Taking the blame game out of data centers operations with netpoirot

  • ,
  • Selim Ciraci ,
  • Boon Thau Loo ,
  • Assaf Schuster ,
  • Geoff Outhred

Proceedings of the 2016 SIGCOMM Conference |

Published by ACM

Taking the Blame Game out of Data Centers Operations with NetPoirot

Behnaz Arzani, Selim Ciraci, Boon Thau Loo, Assaf Schuster, Geoff Outhred. Proceedings of the 2016 ACM SIGCOMM Conference.

 

Today, root cause analysis of failures in data centers is mostly
done through manual inspection. More often than not, customers
blame the network as the culprit. However, other
components of the system might have caused these failures.
To troubleshoot, huge volumes of data are collected over the
entire data center. Correlating such large volumes of diverse
data collected from different vantage points is a daunting
task even for the most skilled technicians.
In this paper, we revisit the question: how much can you
infer about a failure in the data center using TCP statistics
collected at one of the endpoints?
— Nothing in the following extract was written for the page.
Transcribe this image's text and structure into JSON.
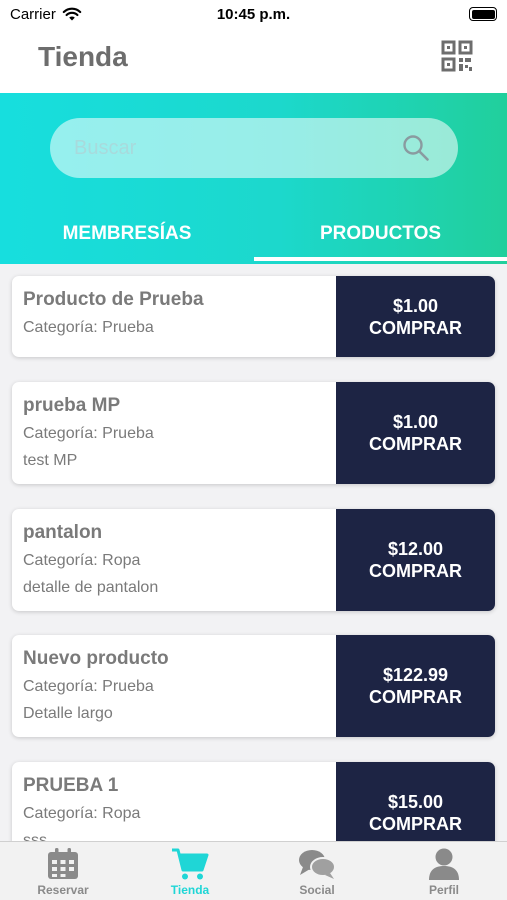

Using an agent that captures
TCP statistics we devised a classification algorithm that
identifies the root cause of failure using this information at
a single endpoint. Using insights derived from this classification
algorithm we identify dominant TCP metrics that
indicate where/why problems occur in the network. We validate
and test these methods using data that we collect over
a period of six months in the Azure production cloud.